Cluster heatmap analysis of sorghum ecotypes’ responses to morpho-phenological, agronomic, and bromatological characterization. The heatmap plot describes the relative abundance of each sorghum ecotype (rows) within each trait (column). The color code (blue to dark red) displays the values of the parameters: blue color indicates high values while red color indicates low values. The dendrogram (on the left) shows the hierarchical clustering of sorghum ecotypes based on the Euclidian distance and Ward’s clustering method. TSW thousand seed weight (g), GFP grains filling period (days), PanL panicle length (cm), PH plant height (cm), PedL peduncle length (cm), pStem % of stems (%), HI harvest index (%), CP crude protein (% DM), GPL grains per plant, PanW panicle weight (g), GRY grain yield (T/ha), CF crude fiber (% DM), DayF days to flowering (days), DayM days to maturity (days), pLeav % of leaves (%), pPan % of panicle (%), IVTD in vitro true digestibility (%), SD stem diameter (cm), IVEOMD in vitro enzymatic organic matter digestibility (%), ME metabolizable energy (MJ/kg DM), LWi leaf width (cm), LL leaf length (cm), IntN internodes number, LN leaves number, DPPH 2,2-diphenyl-1-picrylhydrazyl (DPPH) scavenging activity (IC50, µg/mL), FRAP Ferric reducing ability of plasma (mg FeSO₄/g DM), Phenols total phenols (mg TAE/g DM), CT condensed tannins (mg TAE/g DM), TT total tannins (mg TAE/g DM).

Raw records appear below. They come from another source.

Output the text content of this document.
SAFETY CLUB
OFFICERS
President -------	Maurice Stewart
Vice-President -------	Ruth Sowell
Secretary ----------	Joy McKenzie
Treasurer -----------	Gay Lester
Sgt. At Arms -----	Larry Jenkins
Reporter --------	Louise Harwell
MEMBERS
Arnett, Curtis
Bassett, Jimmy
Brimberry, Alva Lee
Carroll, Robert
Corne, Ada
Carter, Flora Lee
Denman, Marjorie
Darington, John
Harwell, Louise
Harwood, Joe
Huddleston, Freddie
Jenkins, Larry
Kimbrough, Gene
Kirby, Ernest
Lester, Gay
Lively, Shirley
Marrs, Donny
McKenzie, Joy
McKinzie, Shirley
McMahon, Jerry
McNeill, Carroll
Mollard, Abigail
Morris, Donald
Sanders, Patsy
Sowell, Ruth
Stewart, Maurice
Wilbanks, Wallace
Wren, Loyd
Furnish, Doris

According to this map, the choice of interesting ecotypes for feed should be based on the balance between plant and yield components, combined with high nutritive value. Ecotype 21 could be interesting as it combines high grain yield and high ME. Several studies highlight the importance of these dual-purpose genotypes⁶⁵.

Mantel test

The Mantel test was conducted to link the environmental and agro-morphological data to bromatological values. The ecotypes were clustered into different groups irrespective of the region where they were collected. The Mantel test showed that no significant correlations were found between morpho-pheno-agronomic and bromatological parameters and geographical data (latitude and longitude) of the ecotype collection sites (r = -0.08, p = 0.82), nor with environmental data (r = -0.08, p = 0.81). However, as expected, geographic distance and environmental data were correlated (0.72, p < 0.001) for each collection site. The absence of significant correlation for the previous parameters could be due to the collection of ecotypes in a wider area covering all the northern region of Morocco or to seed exchange between farmers from the different regions. Consequently, choosing interesting ecotypes should be based on ecotypes level rather than geographical area.

Conclusion

The present study showed that Moroccan ecotypes of Sorghum bicolor were highly variable for agro-morphological and bromatological parameters, with some resistance to drought. The grains presented interesting protein contents and metabolizable energy. The multivariate analysis distinguished five clusters based on agro-morphological, bromatological, and antioxidant activity. Selecting the better ecotypes could be based on ecotypes level rather than geographical area. This work being the first step, future multi-location trials across multiple cropping cycles are needed to confirm and strengthen the present results in order to improve sorghum selection and spread the best ecotypes. Moreover, conserving these local genes in a seed bank is useful since climate change and increasing recurrent droughts require maintaining a wide sorghum biodiversity bank.